Deputado federal é criticado por sua trajetória na segurança pública e mudanças propostas no combate ao crime organizado

Derrite, ex-secretário de Tarcísio, relator de projeto antifacção, enfrenta críticas por suas propostas e histórico polêmico.
Guilherme Derrite: a nova liderança no combate ao crime organizado
Na última semana, o deputado federal Guilherme Derrite (PP-SP) foi escolhido para ser o relator do projeto de lei antifacção, após uma megaoperação que resultou em 121 mortes no Rio de Janeiro. O projeto, intitulado Marco Legal do Combate ao Crime Organizado, está previsto para ser votado pela Câmara dos Deputados nesta terça-feira (11).

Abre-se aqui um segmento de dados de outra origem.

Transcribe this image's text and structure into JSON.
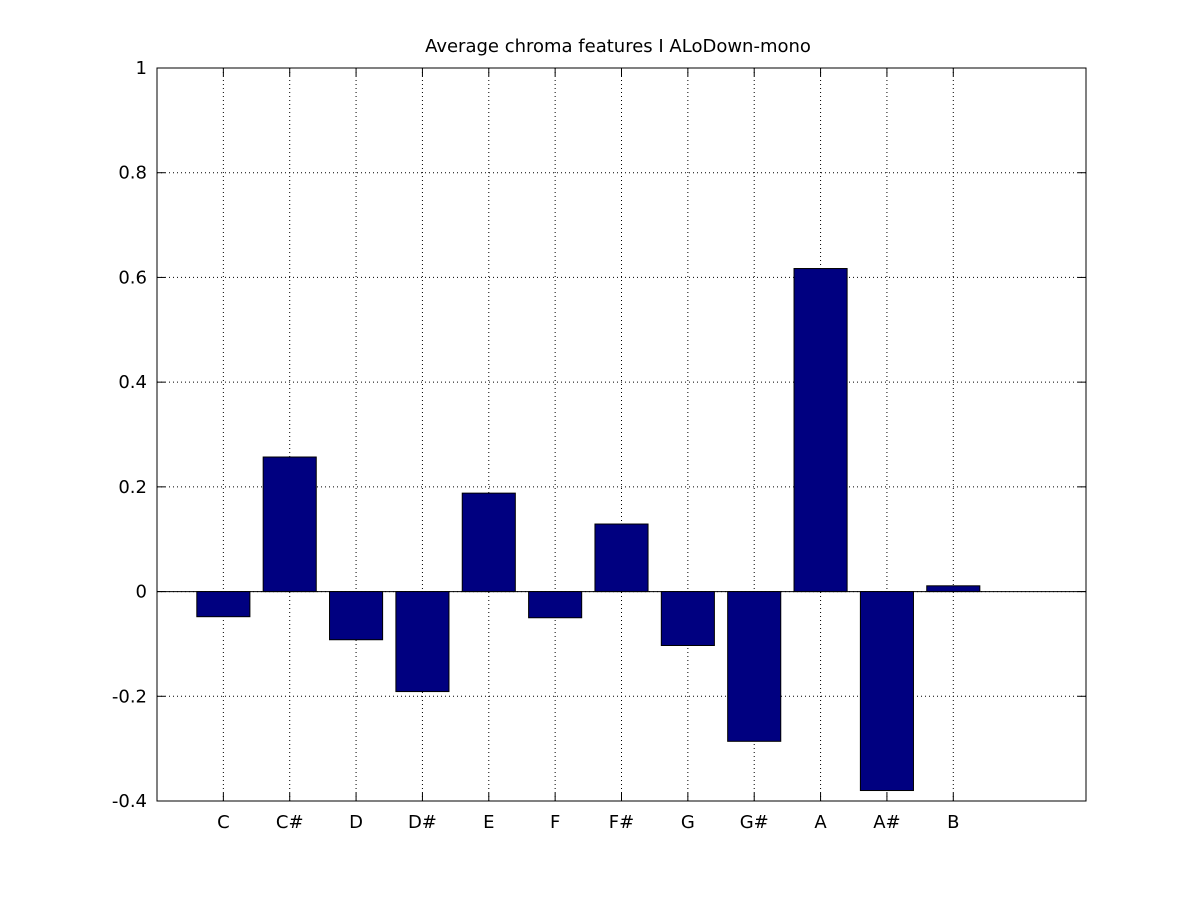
{
  "chart_data": {
    "type": "bar",
    "title": "Average chroma features I ALoDown-mono",
    "xlabel": "",
    "ylabel": "",
    "categories": [
      "C",
      "C#",
      "D",
      "D#",
      "E",
      "F",
      "F#",
      "G",
      "G#",
      "A",
      "A#",
      "B"
    ],
    "values": [
      -0.048,
      0.257,
      -0.092,
      -0.191,
      0.188,
      -0.05,
      0.129,
      -0.103,
      -0.286,
      0.617,
      -0.38,
      0.011
    ],
    "xlim": [
      0,
      14
    ],
    "ylim": [
      -0.4,
      1
    ],
    "yticks": [
      -0.4,
      -0.2,
      0,
      0.2,
      0.4,
      0.6,
      0.8,
      1
    ],
    "ytick_labels": [
      "-0.4",
      "-0.2",
      "0",
      "0.2",
      "0.4",
      "0.6",
      "0.8",
      "1"
    ],
    "grid": true,
    "bar_color": "#000080",
    "legend": "none"
  }
}
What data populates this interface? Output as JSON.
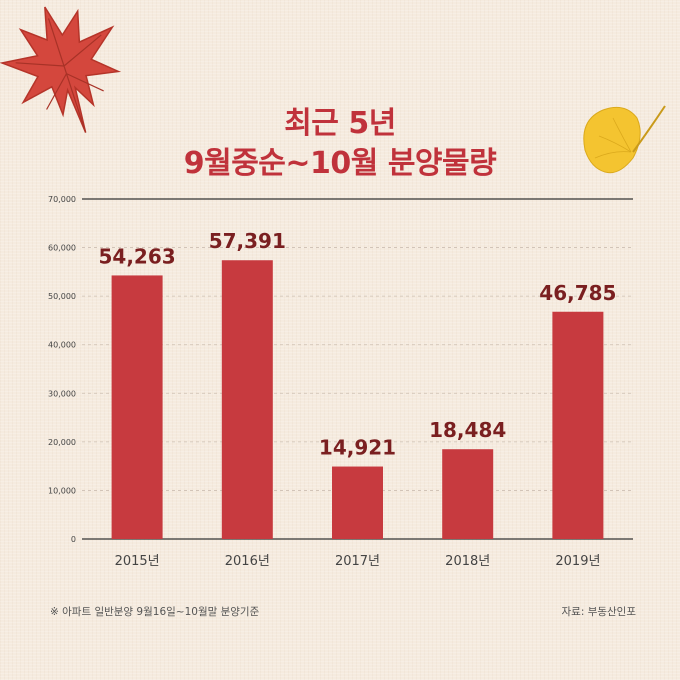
{
  "header": {
    "line1": "최근 5년",
    "line2": "9월중순~10월 분양물량"
  },
  "footer": {
    "note": "※ 아파트 일반분양 9월16일~10월말 분양기준",
    "source": "자료: 부동산인포"
  },
  "colors": {
    "bar": "#c73a3f",
    "title": "#c0323b",
    "value_label": "#7a1f20",
    "background": "#f5ebdf"
  },
  "chart_data": {
    "type": "bar",
    "categories": [
      "2015년",
      "2016년",
      "2017년",
      "2018년",
      "2019년"
    ],
    "values": [
      54263,
      57391,
      14921,
      18484,
      46785
    ],
    "value_labels": [
      "54,263",
      "57,391",
      "14,921",
      "18,484",
      "46,785"
    ],
    "yticks": [
      "0",
      "10,000",
      "20,000",
      "30,000",
      "40,000",
      "50,000",
      "60,000",
      "70,000"
    ],
    "ylim": [
      0,
      70000
    ],
    "grid": "dashed horizontal",
    "legend": "none",
    "title": "",
    "xlabel": "",
    "ylabel": ""
  }
}
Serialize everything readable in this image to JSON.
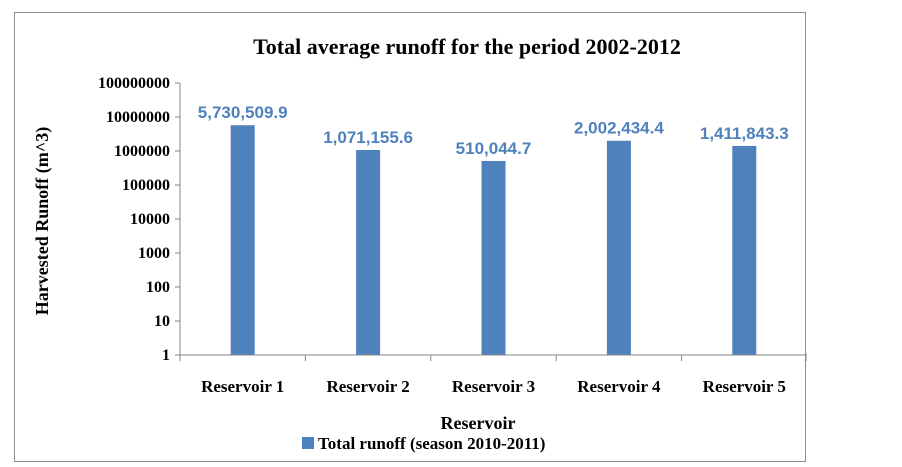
{
  "chart_data": {
    "type": "bar",
    "title": "Total average runoff for the period 2002-2012",
    "xlabel": "Reservoir",
    "ylabel": "Harvested Runoff (m^3)",
    "yscale": "log",
    "ylim": [
      1,
      100000000
    ],
    "yticks": [
      "1",
      "10",
      "100",
      "1000",
      "10000",
      "100000",
      "1000000",
      "10000000",
      "100000000"
    ],
    "categories": [
      "Reservoir  1",
      "Reservoir  2",
      "Reservoir  3",
      "Reservoir  4",
      "Reservoir  5"
    ],
    "series": [
      {
        "name": "Total runoff (season 2010-2011)",
        "color": "#4f81bd",
        "values": [
          5730509.9,
          1071155.6,
          510044.7,
          2002434.4,
          1411843.3
        ],
        "data_labels": [
          "5,730,509.9",
          "1,071,155.6",
          "510,044.7",
          "2,002,434.4",
          "1,411,843.3"
        ]
      }
    ],
    "data_label_color": "#4f81bd",
    "grid": false,
    "legend_position": "bottom"
  }
}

Derrite, que ocupava o cargo de secretário de Segurança Pública do Estado de São Paulo ao lado do governador Tarcísio de Freitas (Republicanos), foi exonerado para assumir a nova função. Desde sua nomeação, ele propôs mudanças significativas no texto original enviado pelo governo, o que gerou críticas tanto da base governista quanto das forças de segurança.

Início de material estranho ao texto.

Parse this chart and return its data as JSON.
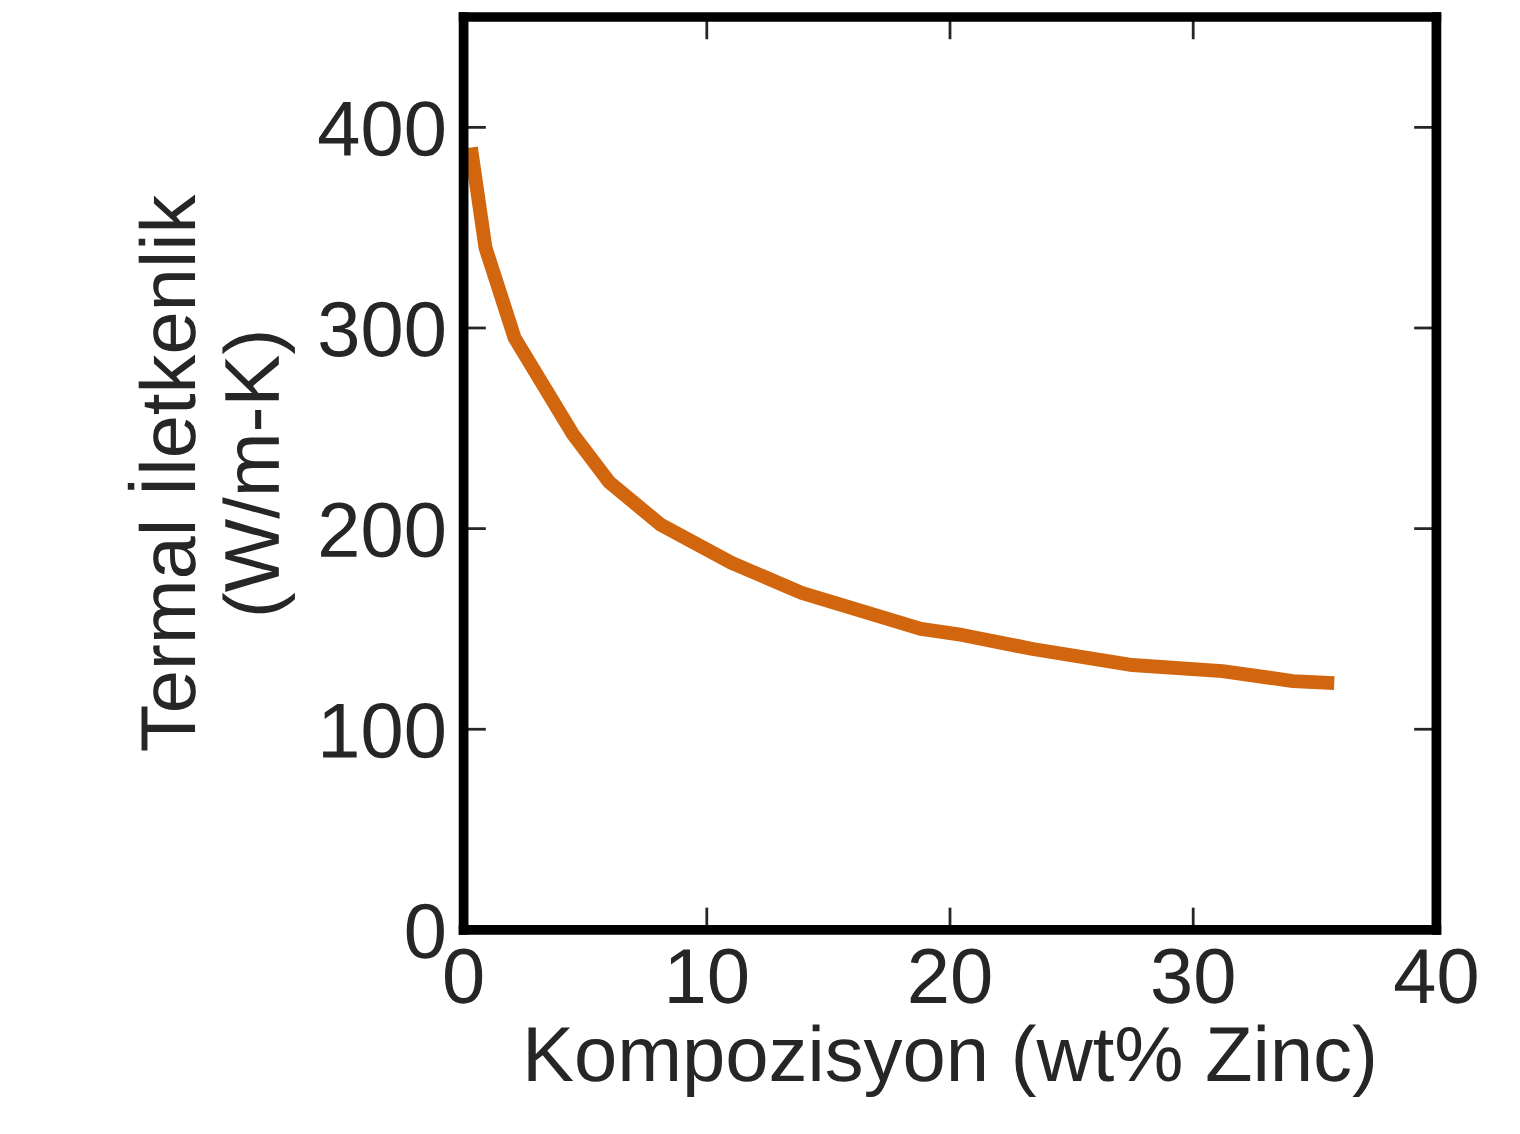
{
  "chart_data": {
    "type": "line",
    "xlabel": "Kompozisyon (wt% Zinc)",
    "ylabel": "Termal İletkenlik\n(W/m-K)",
    "x": [
      0.3,
      0.9,
      2.1,
      4.5,
      6.0,
      8.1,
      11,
      13.9,
      18.8,
      20.5,
      23.4,
      27.5,
      31.2,
      34.1,
      35.8
    ],
    "series": [
      {
        "color": "#d2660f",
        "values": [
          390,
          340,
          295,
          247,
          223,
          202,
          183,
          168,
          150,
          147,
          140,
          132,
          129,
          124,
          123
        ]
      }
    ],
    "xlim": [
      0,
      40
    ],
    "ylim": [
      0,
      455
    ],
    "xticks": [
      0,
      10,
      20,
      30,
      40
    ],
    "yticks": [
      0,
      100,
      200,
      300,
      400
    ],
    "grid": false,
    "legend": false,
    "marker": "none",
    "line_style": "solid"
  }
}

Alterações polêmicas propostas por Derrite
Uma das principais mudanças sugeridas por Derrite foi a condição para que a Polícia Federal participasse de investigações conjuntas com forças estaduais. Inicialmente, ele propôs que isso dependesse de um pedido formal do governador. Após críticas da própria PF sobre a restrição, o deputado reverteu essa proposta, garantindo agora que a PF possa atuar de forma cooperativa em investigações relacionadas a facções criminosas.
Este movimento de Derrite é visto como uma tentativa de promover uma melhor integração entre as forças de segurança, algo que ele considera fundamental no enfrentamento do crime organizado. Segundo ele, essa colaboração é essencial para abordar crimes complexos que envolvem diferentes esferas de atuação.
Críticas à indicação de Derrite
A escolha de Derrite como relator não foi bem recebida por todos. A ministra de Relações Institucionais, Gleisi Hoffmann, criticou a decisão, afirmando que ela contaminaria o debate com interesses eleitorais. O líder do PT na Câmara, Lindbergh Farias, também expressou descontentamento, classificando a escolha como um desrespeito ao presidente Lula, caracterizando-a como uma provocação política.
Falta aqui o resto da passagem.